- Coordinates: 5°30′00″S 144°10′00″E﻿ / ﻿5.5°S 144.1667°E
- Area: 740 ha (1,800 acres)
- Established: 1968

= Baiyer River Sanctuary =

The Baiyer River Sanctuary is a nature reserve along the Baiyer River in Western Highlands Province of Papua-New Guinea. It was opened on 13 January 1968 by the then-Australian administration. It has been expanded to a current area of 740 hectares.
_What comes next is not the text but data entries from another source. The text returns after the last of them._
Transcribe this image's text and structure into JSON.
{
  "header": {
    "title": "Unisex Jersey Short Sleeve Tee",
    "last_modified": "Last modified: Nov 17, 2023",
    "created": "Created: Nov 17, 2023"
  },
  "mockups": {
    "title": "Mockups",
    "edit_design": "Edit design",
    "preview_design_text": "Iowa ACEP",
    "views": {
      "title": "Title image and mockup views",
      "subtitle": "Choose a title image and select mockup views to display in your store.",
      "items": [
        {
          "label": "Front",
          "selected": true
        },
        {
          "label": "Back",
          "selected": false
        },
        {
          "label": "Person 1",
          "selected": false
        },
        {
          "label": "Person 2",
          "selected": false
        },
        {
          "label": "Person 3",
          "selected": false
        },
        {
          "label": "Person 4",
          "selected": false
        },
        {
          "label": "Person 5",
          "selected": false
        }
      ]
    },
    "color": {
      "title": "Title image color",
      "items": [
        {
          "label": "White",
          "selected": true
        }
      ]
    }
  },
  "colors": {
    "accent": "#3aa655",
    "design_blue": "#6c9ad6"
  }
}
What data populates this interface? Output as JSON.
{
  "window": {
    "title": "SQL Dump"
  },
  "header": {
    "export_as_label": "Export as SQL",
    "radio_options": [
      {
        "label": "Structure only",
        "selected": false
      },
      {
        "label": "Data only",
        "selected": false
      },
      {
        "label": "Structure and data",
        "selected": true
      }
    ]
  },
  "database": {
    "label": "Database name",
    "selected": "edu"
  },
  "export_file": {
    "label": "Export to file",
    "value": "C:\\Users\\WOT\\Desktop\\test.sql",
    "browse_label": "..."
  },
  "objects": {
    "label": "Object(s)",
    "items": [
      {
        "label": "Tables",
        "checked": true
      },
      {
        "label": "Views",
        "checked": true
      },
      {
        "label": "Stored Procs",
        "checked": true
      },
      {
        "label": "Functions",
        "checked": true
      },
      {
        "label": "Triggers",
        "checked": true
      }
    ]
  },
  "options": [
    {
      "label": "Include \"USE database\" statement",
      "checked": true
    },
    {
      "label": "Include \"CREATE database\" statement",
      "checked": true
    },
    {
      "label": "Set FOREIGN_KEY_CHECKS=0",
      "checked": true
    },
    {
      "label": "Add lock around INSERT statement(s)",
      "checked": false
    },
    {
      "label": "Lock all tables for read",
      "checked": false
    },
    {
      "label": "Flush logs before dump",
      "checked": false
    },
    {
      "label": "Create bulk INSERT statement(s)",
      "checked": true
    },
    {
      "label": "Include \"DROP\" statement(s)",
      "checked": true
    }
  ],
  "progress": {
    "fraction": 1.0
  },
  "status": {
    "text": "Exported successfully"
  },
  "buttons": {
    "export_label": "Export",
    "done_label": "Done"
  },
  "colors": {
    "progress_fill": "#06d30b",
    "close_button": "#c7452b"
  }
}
The reserve lies at elevations of between 800 and 1200 meters.

- Annual rainfall: 259 cm
- Bird species: 185, including varieties of bird-of-paradise
- Mammal species: 8, including rats, opossums, kangaroos and bandicoots
- Amphibians: Litoria oenicolen has only been found in the reserve, from only two specimens.
- Flora: oaks are the predominant forest species here.
- Address: Superintendent, Baiyer River Sanctuary, P O Box 490, Mt Hagen
- Useful other information: The sanctuary is about 40 km outside of Mt Hagen. The road is good to average. The first road section is sealed whilst the latter section remains as a gravel track but navigable by a land vehicle. There are no signs to show directions to the sanctuary. The park does not have any facility inside as what existed before is already destroyed. Some renovation is currently in-progress. The forest cover is good and much remains in virgin state. Sound of birds is abundant. It requires extensive trailing inside the forest to watch birds. However, it is not advisable to visit the reserve for a tourist at this stage.

The area of the reserve had been the scene of considerable unrest over years and the main buildings had been burned down.